While SMA patients were considered to be at higher risk of severe COVID-19 infection, the center maintained Spinraza treatment throughout the pandemic “due to its proven positive effects on prognosis and the devastating effects of lack of treatment,” they added.

But many of its patients or caregivers preferred physiotherapy to be given at the home, “either with solely parental involvement or in combination with healthcare professional support,” they wrote.

Notably, all these patients — 22 with SMA type 1, 14 with type 2, and 12 with type 3 — received home-based physiotherapy without professional support between March 2020 and May 2021. Among these SMA types, type 1 is the most severe and type 3 the least severe.

Patients’ mean age was nearly 5.5 years (65 months), ranging from newborns to 18.5 years old. Prior to March 2020, type 1 patients had received a mean of five (range, 0 to 11) doses of Spinraza, while those with types 2 or 3 had been treated with a mean of two doses (range, two to 13).

Fifteen patients (31.2%) started on Spinraza treatment during the pandemic.

Motor function was assessed with the Children’s Hospital of Philadelphia Infant Test of Neuromuscular Disorders Scale for type 1 patients and with the Hammersmith Functional Motor Scale for type 2 and 3 patients. In both measures, higher scores indicate better motor function.

Researchers compared each patient’s score taken closest to the pandemic’s March 2020 start (collected between December 2019 and August 2020) with scores taken just before May 2021.

Results showed that motor function scores for all patients rose or stabilized during the months when effective and professionally given physiotherapy was interrupted, but Spinraza treatment continued as scheduled.

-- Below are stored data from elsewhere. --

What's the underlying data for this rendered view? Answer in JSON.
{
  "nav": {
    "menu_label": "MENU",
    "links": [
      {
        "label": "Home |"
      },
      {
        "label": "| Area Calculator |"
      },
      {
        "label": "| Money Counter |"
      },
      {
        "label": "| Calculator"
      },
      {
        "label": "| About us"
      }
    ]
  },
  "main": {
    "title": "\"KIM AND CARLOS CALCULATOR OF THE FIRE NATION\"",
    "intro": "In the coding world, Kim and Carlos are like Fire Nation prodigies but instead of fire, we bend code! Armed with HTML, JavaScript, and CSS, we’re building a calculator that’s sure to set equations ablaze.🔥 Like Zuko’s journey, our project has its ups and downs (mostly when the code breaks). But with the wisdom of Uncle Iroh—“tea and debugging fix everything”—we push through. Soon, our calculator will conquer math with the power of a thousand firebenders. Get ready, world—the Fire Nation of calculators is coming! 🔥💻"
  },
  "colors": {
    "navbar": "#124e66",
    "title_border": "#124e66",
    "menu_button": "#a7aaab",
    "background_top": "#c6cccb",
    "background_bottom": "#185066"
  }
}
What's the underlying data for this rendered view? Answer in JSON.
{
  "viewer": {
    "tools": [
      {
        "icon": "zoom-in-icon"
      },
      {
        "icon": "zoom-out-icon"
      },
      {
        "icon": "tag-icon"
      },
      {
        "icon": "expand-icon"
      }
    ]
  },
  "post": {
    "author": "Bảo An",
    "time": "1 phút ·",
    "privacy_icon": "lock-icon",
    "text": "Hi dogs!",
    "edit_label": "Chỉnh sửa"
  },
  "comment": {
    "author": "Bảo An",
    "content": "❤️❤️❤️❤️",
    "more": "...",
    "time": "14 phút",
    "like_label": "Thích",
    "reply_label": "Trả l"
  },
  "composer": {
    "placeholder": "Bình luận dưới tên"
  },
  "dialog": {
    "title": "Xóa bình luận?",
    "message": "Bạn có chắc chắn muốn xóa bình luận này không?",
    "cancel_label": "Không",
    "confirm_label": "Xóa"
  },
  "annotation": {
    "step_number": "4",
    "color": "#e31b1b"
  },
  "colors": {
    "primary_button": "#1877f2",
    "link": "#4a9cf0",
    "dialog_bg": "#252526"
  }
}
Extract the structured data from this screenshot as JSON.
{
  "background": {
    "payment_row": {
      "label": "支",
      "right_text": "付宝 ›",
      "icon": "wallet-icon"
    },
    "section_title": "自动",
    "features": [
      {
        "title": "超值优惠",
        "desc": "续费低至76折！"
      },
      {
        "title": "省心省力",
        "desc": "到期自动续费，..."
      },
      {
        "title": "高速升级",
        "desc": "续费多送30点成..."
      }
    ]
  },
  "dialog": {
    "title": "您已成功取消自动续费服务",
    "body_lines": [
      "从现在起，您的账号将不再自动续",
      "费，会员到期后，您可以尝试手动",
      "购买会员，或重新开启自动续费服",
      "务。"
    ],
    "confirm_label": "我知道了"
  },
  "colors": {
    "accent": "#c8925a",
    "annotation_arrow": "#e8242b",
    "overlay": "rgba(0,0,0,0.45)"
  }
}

SMA type 1 patients showed a mean score increase of six points, while scores for types 2s and 3s rose by a mean of four points. This difference may be related to the higher number of Spinraza doses given to type 1 patients before the pandemic, the researchers noted.

Importantly, no patient had a decline in motor function scores that would make them ineligible for Spinraza treatment under local government guidelines.

These findings suggest that “timely administered, Spinraza treatment has noticeable positive effects on motor functions independent of physiotherapy,” the researchers wrote.

“Avoidance of [Spinraza] treatment due to pandemic concerns is likely to have more devastating effects on the patients’ motor functions,” they added.